Carolina Family Scholarship may move to Employee Forum

Bruce Egan

Bruce Egan

It began as a pesky question in Bruce Egan’s head.

How was it possible, he wondered, that some Carolina employees could not afford to send their own children to college? To Egan, that seemed not only unfair, but also intolerable at an institution that began as the nation’s first public university and became known as the “university of the people.”

And then another question began to form: What could he do to change it?

Some 10 years ago, Egan took that question to Chancellor Emeritus James Moeser and suggested to him the possibility of funding a need-based scholarship for the children of Carolina employees.

Out of that meeting, the Carolina Family Scholarship program was formed with $300,000 in seed money, to be sustained by a foundation. Since then, the University had added $40,000 to the fund.

Egan, who retired recently after serving as the University’s longtime information technology director, spoke to the forum on Nov. 5 with a different mission: to find a permanent home and support for the scholarship.

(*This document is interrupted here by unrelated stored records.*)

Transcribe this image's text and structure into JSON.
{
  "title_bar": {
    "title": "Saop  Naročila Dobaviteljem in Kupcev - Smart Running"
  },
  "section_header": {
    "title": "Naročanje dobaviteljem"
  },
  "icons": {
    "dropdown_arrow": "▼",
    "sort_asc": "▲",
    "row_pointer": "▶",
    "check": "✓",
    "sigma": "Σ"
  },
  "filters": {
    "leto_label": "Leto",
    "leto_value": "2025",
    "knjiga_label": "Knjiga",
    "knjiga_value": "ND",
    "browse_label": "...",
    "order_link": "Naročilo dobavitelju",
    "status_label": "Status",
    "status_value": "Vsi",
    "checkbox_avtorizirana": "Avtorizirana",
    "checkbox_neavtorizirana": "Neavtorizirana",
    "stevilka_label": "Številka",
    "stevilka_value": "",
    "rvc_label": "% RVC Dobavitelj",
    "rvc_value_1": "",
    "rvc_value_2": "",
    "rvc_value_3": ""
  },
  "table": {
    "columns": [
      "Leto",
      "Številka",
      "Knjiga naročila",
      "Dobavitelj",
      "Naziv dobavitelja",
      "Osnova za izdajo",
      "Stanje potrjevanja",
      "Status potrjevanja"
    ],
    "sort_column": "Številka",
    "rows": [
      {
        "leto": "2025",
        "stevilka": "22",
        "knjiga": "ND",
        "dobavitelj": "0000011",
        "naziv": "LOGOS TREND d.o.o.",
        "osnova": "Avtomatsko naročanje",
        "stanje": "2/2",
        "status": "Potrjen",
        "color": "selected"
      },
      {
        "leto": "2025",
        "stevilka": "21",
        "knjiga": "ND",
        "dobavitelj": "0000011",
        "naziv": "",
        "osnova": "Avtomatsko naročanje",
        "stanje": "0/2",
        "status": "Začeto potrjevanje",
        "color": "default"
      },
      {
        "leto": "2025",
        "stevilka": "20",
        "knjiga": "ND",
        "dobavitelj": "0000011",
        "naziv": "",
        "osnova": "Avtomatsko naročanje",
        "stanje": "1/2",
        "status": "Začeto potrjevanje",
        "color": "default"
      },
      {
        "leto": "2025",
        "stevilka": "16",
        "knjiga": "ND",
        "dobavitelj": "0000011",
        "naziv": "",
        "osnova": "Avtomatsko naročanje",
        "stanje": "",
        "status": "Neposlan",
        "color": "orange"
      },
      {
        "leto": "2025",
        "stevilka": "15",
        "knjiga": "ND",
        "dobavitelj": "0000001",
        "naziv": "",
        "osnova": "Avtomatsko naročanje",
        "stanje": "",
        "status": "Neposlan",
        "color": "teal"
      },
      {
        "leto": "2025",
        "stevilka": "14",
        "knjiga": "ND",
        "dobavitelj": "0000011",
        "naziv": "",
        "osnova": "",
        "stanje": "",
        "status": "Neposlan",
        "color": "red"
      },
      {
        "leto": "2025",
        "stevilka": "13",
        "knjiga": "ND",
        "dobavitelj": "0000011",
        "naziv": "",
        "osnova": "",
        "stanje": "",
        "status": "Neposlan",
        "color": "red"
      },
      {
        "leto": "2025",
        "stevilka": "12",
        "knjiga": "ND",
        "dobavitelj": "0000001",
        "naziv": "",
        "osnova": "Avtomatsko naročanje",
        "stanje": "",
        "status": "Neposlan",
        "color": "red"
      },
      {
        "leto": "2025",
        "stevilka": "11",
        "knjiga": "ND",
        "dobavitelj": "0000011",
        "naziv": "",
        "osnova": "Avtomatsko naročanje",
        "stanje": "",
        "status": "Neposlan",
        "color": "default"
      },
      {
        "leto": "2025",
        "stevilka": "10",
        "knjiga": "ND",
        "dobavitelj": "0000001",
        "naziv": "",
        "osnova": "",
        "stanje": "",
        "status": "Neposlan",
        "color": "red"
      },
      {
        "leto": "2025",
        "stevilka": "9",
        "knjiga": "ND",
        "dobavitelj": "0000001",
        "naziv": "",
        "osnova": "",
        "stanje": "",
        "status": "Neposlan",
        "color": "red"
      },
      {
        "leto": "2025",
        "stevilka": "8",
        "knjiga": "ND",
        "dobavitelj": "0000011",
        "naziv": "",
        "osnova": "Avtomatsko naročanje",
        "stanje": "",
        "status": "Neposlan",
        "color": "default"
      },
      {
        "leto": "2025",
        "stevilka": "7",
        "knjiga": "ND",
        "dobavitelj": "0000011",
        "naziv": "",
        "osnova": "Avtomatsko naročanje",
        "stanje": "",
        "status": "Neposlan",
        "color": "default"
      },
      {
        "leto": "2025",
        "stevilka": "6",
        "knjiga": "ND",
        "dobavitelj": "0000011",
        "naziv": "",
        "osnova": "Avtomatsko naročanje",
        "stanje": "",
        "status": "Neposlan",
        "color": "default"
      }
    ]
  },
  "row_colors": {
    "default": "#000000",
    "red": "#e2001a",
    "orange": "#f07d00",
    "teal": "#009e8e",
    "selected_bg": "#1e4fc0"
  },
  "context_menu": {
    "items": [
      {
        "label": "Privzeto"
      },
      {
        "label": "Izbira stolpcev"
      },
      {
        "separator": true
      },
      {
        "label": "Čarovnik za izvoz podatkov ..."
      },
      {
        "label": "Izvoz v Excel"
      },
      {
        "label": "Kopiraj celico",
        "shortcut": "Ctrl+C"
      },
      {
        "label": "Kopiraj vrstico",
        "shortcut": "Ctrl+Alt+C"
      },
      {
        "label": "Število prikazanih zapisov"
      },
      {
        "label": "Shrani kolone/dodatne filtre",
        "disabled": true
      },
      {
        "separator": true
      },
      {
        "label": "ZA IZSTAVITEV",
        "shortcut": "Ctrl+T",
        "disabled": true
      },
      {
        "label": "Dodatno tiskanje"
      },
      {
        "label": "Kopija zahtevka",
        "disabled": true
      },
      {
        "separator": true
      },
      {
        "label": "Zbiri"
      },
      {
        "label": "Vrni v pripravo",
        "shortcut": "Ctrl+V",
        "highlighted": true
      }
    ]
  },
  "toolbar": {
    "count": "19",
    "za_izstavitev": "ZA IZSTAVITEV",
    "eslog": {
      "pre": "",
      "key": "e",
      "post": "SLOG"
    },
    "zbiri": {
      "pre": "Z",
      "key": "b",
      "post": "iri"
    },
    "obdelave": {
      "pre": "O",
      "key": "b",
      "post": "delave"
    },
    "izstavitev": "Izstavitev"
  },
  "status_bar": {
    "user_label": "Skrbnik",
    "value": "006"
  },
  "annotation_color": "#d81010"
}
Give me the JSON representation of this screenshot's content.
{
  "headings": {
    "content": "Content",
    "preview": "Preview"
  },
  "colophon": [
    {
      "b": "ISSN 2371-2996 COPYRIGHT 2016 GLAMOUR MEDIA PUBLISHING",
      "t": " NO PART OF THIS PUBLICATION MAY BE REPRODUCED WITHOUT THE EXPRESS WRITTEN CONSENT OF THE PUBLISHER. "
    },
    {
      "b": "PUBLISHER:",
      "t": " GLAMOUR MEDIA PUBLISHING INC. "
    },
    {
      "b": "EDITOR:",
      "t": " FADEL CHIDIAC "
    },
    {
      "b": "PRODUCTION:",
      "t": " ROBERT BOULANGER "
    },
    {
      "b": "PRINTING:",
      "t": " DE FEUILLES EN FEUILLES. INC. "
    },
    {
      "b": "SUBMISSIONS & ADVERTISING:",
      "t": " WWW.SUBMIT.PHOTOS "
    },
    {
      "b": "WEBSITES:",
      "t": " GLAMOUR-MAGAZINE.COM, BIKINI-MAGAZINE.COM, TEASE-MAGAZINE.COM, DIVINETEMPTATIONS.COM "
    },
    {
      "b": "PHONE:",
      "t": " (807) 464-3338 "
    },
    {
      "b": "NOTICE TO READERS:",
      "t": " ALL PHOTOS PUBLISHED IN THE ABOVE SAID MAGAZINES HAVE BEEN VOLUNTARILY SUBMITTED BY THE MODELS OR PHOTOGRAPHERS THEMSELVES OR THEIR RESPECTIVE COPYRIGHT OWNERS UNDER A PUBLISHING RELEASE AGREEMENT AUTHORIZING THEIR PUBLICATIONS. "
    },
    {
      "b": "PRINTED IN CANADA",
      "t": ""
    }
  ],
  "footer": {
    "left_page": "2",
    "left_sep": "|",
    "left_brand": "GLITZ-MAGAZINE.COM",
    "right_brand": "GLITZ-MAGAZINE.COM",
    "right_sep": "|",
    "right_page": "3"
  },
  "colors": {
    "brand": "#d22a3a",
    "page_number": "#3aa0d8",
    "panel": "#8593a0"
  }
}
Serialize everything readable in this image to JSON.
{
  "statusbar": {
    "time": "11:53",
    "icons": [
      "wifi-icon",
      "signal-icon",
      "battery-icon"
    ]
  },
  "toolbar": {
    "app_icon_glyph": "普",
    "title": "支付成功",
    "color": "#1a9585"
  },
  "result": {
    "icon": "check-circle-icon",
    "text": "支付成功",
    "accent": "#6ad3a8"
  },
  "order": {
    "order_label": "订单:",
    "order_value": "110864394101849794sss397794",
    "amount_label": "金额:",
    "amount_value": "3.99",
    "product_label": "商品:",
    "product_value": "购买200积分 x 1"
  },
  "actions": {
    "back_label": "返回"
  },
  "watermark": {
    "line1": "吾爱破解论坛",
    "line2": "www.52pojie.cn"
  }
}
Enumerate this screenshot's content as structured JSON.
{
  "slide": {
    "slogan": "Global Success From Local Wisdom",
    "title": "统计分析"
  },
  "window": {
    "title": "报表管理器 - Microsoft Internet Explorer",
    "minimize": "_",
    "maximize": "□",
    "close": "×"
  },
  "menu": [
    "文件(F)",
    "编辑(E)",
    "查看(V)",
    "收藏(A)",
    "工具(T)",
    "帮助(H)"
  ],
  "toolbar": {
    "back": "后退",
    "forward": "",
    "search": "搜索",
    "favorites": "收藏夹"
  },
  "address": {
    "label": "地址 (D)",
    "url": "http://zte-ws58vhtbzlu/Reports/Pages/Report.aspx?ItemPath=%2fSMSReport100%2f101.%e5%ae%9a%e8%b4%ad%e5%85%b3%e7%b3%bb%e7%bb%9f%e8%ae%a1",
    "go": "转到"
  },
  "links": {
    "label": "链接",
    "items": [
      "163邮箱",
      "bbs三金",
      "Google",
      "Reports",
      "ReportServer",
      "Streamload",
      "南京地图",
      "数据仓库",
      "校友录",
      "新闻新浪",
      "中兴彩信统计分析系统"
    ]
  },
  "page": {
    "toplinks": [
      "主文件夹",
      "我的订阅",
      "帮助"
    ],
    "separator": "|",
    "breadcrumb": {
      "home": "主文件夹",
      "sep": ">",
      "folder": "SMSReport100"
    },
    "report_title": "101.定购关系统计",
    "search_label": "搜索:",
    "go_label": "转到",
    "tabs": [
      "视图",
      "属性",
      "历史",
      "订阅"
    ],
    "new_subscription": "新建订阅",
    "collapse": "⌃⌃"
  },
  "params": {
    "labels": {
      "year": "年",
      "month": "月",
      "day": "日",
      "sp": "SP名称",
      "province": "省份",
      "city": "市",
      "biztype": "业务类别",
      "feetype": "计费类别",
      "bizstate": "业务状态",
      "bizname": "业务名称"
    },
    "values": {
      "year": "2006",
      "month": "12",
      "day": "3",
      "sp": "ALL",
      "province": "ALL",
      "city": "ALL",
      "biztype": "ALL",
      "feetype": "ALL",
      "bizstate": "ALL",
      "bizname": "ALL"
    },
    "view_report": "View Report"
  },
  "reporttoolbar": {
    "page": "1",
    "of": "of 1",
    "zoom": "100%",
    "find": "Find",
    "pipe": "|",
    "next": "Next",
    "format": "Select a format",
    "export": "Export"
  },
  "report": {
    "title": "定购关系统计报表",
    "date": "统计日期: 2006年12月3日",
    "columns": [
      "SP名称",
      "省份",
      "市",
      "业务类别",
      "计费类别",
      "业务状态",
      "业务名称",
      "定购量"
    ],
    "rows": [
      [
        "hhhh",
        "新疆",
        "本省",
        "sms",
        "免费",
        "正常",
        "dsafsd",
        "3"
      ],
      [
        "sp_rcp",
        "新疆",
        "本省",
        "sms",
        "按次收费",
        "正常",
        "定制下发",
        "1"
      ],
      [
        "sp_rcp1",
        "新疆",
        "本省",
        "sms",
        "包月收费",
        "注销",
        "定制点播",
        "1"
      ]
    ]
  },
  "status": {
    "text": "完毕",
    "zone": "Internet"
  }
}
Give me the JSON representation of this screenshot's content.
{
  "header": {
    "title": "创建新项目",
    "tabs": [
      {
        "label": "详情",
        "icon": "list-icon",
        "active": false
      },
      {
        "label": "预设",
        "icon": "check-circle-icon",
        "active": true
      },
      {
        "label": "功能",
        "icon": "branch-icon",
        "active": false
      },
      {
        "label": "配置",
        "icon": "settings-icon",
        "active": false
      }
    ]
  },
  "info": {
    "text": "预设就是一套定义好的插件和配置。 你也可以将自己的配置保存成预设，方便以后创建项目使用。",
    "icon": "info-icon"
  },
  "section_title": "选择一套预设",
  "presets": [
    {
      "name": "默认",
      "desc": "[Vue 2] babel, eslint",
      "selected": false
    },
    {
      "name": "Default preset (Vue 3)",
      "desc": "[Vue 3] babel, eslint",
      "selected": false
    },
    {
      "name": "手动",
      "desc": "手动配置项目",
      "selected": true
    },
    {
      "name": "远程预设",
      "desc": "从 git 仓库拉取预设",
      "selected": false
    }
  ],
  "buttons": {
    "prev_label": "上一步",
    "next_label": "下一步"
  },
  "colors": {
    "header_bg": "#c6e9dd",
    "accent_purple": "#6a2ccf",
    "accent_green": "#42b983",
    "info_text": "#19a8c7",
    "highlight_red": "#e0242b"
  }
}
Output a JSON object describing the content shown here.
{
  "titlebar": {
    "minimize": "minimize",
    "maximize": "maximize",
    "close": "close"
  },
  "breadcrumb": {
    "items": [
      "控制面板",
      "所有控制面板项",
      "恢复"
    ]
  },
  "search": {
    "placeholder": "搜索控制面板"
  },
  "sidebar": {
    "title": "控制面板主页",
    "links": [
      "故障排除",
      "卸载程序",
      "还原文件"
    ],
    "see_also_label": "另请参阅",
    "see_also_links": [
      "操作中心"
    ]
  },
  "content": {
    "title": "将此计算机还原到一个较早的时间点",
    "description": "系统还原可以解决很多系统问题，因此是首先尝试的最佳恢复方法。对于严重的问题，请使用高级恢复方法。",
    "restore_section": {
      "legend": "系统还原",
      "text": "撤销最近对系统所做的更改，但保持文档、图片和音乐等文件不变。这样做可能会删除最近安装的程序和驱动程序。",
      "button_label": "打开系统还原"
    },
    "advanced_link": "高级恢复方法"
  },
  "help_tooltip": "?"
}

The forum, given its mission, Egan said, is where it belongs.

Forum Chair Charles Streeter agreed. “This scholarship is something Bruce started as sort of a grassroots effort,” he said. “It does not have a home. It is something that with our collective effort, we could help to keep going by helping to raise both money and public awareness.”

The biggest challenge continues to be fund-raising because there are far more children of employees who qualify for the scholarship than there are scholarships to give, Egan said. He estimated that 25 to 30 people a year quality for the scholarship based on financial need, but the foundation can only support about seven new scholarships each year.

“We probably need to be up to about $1 million to effectively meet the needs that are on this campus right now,” he said.

Egan said that he and Moeser understood that not every son or daughter would want to go to Carolina, or would qualify to get in. The point was to create a pathway to higher education at any N.C. community college or member institution of the UNC system.

Each year, a selection committee of two faculty members and two staff members choose recipients based on their applications and their financial need. Each recipient receives $2,000 a year for four years, provided that the recipient remains in good standing academically.

“We have been rewarded with the pleasure of serving a number of students who quite simply never would have been able to go to school otherwise,” Egan said.

In other issues, forum members talked about the constructive role they could play in helping the campus deal with the findings released last month of an eight-month investigation into academic misconduct at Carolina, which was conducted by former federal prosecutor Kenneth Wainstein.

Because the institutional scandal involved not only student-athletes, faculty members and coaches, but also staff members, much of the discussion focused on the campus culture and what could be done to ensure that people who see wrongdoing report it without fear of reprisal.

Streeter said the forum would likely resume that discussion in January.